THEY’RE scandalised in England about the fact that the army wants to put surface-to-air missile units on blocks of flat near the Olympic Stadium in London in order to thwart any nasty Al-Qaeda types planning a spectacular attack on this summer’s Olympic Games.

There wasn’t a paper you could read, a TV or radio programme you could tune into, a website you could click on that didn’t have shock-horror headlines about this latest terrorist threat to the fabric of the nation. Damn those pesky ragheads for destroying the English way of life – elderly ladies cycling to church of a summer evening with a bell sounding in the distance, or playing cucumber on the village cricket with green sandwiches at evensong, or whatever it is they do over there.

Unfortunately they don’t do much of that in Stratford any more, as anyone who’s been there in the past 20 years will readily confirm. The place is located within the borough of Newham which is one of the most racially and ethnically diverse boroughs in the country, where 90 per cent of the cricket is played by young men of an Asian background, and where the bikes are more likely to be BMXs ridden by young black kids than step-throughs with wicker baskets ridden by old maids.

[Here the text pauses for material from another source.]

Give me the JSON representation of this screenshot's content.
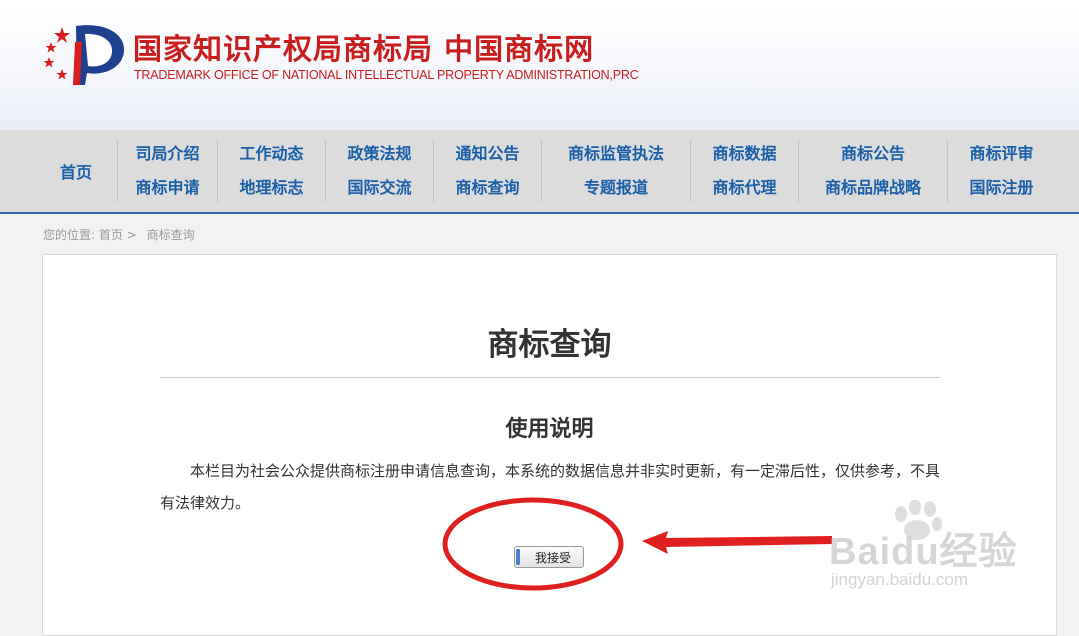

Against that background, and with all the grim knowledge that we’ve garnered thus far about the ‘War on Terror’, it’s probably true to say that high-rise military installations would be there to spy on the populace below rather than provide a line of defence against 9/11-style airborne attacks on the long-jump pit. Because, let’s be honest, while Squinter wouldn’t like to have a SAM7 fired into his shed when he’s in there fixing the lawnmower, there’s not much that it’s going to do against a 100-ton Jumbo fully loaded with passengers, fuel and freight that’s heading at 600mph towards a massive stadium half a mile away. They’d need three or four miles to take that thing down, and even then they’d probably send it crashing into a high-rise block of flats or a row of terraced houses.

The indignation is entirely feigned, of course, because the Brits have a long established tradition of putting military installations in civilian buildings, and we’re not talking about Captain Mainwaring and Sergeant Wilson billeted in St Aldhelm’s church hall with the air raid warden giving them grief. We’re talking about Squinter’s primary school, which was stolen and turned into a massive military base some time around 1971. We’re talking about those houses and flats in Lenadoon Avenue that all those people were kicked out of around the same time and that were turned into outposts bristling with heavy weaponry. We’re talking about Casement Park, which was turned into the Andytown equivalent of Baghdad’s Green Zone. We’re talking about Divis Tower which had a spy tower and snipers’ nest on top serviced by Chinooks.

And that’s only where Squinter lived.